This repository provides an implementation of a modern Data Lakehouse architecture. It integrates Trino (formerly PrestoSQL) for querying data stored in S3-compatible storage, Apache Hive Metastore for metadata management, and Apache Spark for distributed data processing.
- PostgreSQL (13): Database for storing Hive Metastore metadata.
- Hive Metastore (3.1.3): Metadata service for table and schema management.
- Trino (426): High-performance distributed SQL query engine.
- Apache Spark (3.4.1): Framework for distributed data processing.

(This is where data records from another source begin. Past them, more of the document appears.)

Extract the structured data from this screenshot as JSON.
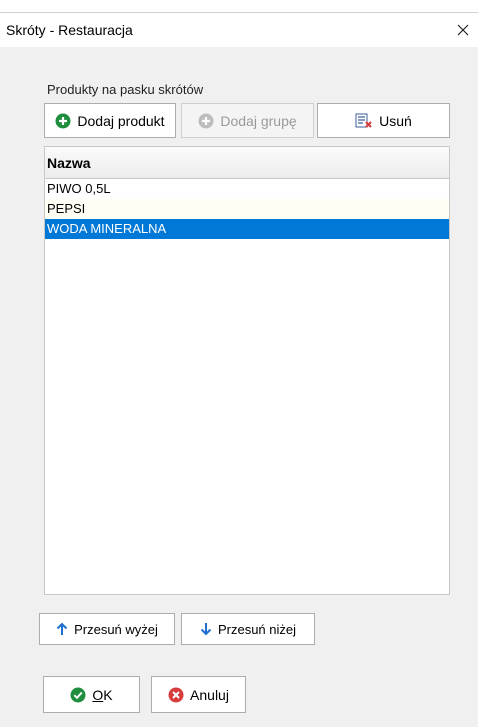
{
  "window": {
    "title": "Skróty - Restauracja"
  },
  "section": {
    "label": "Produkty na pasku skrótów"
  },
  "toolbar": {
    "add_product_label": "Dodaj produkt",
    "add_group_label": "Dodaj grupę",
    "delete_label": "Usuń"
  },
  "grid": {
    "column_header": "Nazwa",
    "rows": [
      "PIWO 0,5L",
      "PEPSI",
      "WODA MINERALNA"
    ],
    "selected_index": 2
  },
  "move": {
    "up_label": "Przesuń wyżej",
    "down_label": "Przesuń niżej"
  },
  "footer": {
    "ok_label": "OK",
    "cancel_label": "Anuluj"
  },
  "colors": {
    "selection": "#0078d7",
    "add_icon": "#1e8e3e",
    "cancel_icon": "#d83b3b",
    "arrow_icon": "#1e6fd0"
  }
}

- Spark Master: Cluster manager.
- Spark Worker: Execution node.
- S3-Compatible Object Storage: Primary data lake storage with the following features:
- Path-style access.
- SSL/TLS enabled.
- Compatible with MinIO, AWS S3, and other S3-compatible storage systems.
| Service | Port | Details |
|---|---|---|
| PostgreSQL | 5432 |
Metadata database |
| Hive Metastore | 9083 |
Metadata service |
| Trino | 9090 |
Web UI: http://localhost:9090 |
| Spark Master | 7077 |
Cluster manager |
| Spark Web UI | 8080 |
Web UI: http://localhost:8080 |
- Docker and Docker Compose installed.
- Access to S3-compatible storage (access key and secret key).
- Sufficient disk space for PostgreSQL data.
- Docker network connectivity.
-
Clone the repository:
git clone https://github.com/your-username/s3-trino-data-lakehouse.git cd s3-trino-data-lakehouse -
Set up environment variables:
cp .env.example .env # Edit .env with your S3 credentials and endpoints -
Start the services:
docker compose build docker compose up -d
-
Verify the setup:
# Check running containers docker ps # Connect to Trino docker exec -it trinodb trino
-- Register a Delta Lake table
CALL delta.system.register_table(
schema_name => 'default',
table_name => 'mytable',
table_location => 's3a://my-bucket/path/'
);
-- Query data
SELECT * FROM delta.default.mytable LIMIT 5;# Connect to Spark shell
docker exec -it spark /opt/bitnami/spark/bin/spark-shell
# Process data in Scala
val df = spark.read.format("delta").load("s3a://my-bucket/path/")
df.show(5)├── conf/ # Configuration files
├── data/ # PostgreSQL data directory
├── etc/
│ └── catalog/ # Trino catalog configurations
├── jars/ # Additional JAR files
├── docker-compose.yaml # Service definitions
├── Dockerfile # Hive Metastore container definition
└── README.md
conf/hive-site.xml: Hive configuration.entrypoint.sh: Initialization script.
etc/catalog/delta.properties: Delta Lake connector configuration.
conf/spark-defaults.conf: Spark configuration.